Las Vegas’ plans for a new city hall have become more expensive and possibly unaffordable, Mayor Oscar Goodman said Thursday, marking the second time in two days that one of his signature projects for revitalizing downtown has hit a snag.
"I’ve asked the city manager to have a manager’s review concerning the feasibility of city hall," Goodman said at his weekly news conference. "Everything’s changed. It’s a new world."
He blamed skittish financial markets, saying the city originally planned on an interest rate of around 5 percent. As of Wednesday, it appeared the best the city could do was 7.5 percent.
"That’s a difference of millions of dollars," he said.
On Wednesday, the Mob Museum project became embroiled in a dispute between two contractors bidding on one of the final phases of the project. The matter could head to litigation, tying up the museum’s opening for years.
"I’m hoping we’ll be able to resolve that," Goodman said.
"I’m not around much longer," he said, referring to the fact that this will be his last term as mayor because of term limits.
"I’ve been the driving force, I guess. I hope it’s complete while I can still enjoy it in public office," continued Goodman, who is considering a bid for governor as an independent in 2010.
Recently, the city gained final approval to seek up to $267 million to finance the construction of a new city hall immediately west of the Regional Justice Center.
The next step would be to seek bond financing for what is known as a "lease-purchase" agreement in which investors put up the construction money and are paid back through annual appropriations by the city.
Such financing is considered a riskier method than general obligation bonds because it’s not tied to a specific funding source.
The project has been controversial, and the Culinary union mounted a challenge to it, with the city’s entire redevelopment plan for downtown areas.
The city overcame that challenge, which included two proposed ballot measures and two trips to the Nevada Supreme Court.
But now Las Vegas has run into the reality of financial markets, said Chris Bohner, research director for Culinary Local 226.
"I think the financial markets have a better understanding of risk than the City Council," he said. "The financial markets have said, ‘We don’t think your project’s feasible.’"
He said that going over the $267 million limit would require the city to start the approval process all over again, something that could subject city leaders to more criticism.
"In my view, they didn’t want to go back and go, ‘Oh, not $267 million, now it’s $330 million,’" Bohner said, using a hypothetical number. "And this is not because of any labor or construction cost. This is financing cost."
The assessment of the city hall project is expected at the July 1 City Council meeting.
The Mob Museum dispute is also expected to be on that agenda because the bids at issue expire July 5.
Both projects are tightly linked with Goodman’s push to redevelop downtown Las Vegas into something that has more to offer than the Fremont Street Experience, wedding chapels and government services.
The city has touted several completed projects, including the World Market Center, the Chelsea Outlet Mall, the renovation of the Fifth Street School and the soon-to-be complete Lou Ruvo Brain Institute, plus new bars and nightclubs at the corner of Fremont Street and Las Vegas Boulevard.

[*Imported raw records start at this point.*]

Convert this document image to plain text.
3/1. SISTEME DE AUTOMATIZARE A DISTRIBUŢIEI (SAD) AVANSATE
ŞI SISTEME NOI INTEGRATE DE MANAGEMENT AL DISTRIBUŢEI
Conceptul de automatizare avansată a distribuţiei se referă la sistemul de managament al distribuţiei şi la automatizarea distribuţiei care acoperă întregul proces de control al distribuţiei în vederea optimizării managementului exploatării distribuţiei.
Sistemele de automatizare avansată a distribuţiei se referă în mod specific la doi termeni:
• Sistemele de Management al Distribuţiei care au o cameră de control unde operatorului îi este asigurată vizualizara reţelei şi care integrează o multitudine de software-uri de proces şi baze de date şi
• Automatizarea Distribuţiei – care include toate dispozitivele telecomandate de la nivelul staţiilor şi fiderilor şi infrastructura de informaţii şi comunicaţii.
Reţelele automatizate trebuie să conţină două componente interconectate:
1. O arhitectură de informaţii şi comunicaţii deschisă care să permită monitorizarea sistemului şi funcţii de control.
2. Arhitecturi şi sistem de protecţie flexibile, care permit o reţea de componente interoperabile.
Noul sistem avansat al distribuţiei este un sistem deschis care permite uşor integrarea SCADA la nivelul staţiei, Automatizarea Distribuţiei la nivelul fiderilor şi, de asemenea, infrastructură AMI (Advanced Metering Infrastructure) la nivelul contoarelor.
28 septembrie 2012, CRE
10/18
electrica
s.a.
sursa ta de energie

The new city hall has been described as a catalyst that could jump-start the next wave of development.
The new building at the corner of Main and Lewis streets would serve as an "anchor tenant" for three other office buildings proposed for adjoining blocks, all of which are owned by the developer, Forest City.
And upon completion of the new city hall, Forest City would trade the city hall parcel for a plot in Symphony Park upon which it would be required to build a new hotel-casino.
The Mob Museum — aka the Las Vegas Museum of Organized Crime and Law Enforcement — is part of the planned redevelopment of the Lady Luck casino and adjoining land, a project that is also stalled.
Bohner said the city would not give up on a new city hall.
"I don’t think it’s dead," he said. "I think they’re going to come back when the markets settle down."
When asked about the prospects for downtown revitalization given this week’s developments, Goodman said, "We have to make sure we’re doing the right thing. … I’m going to be a good mayor."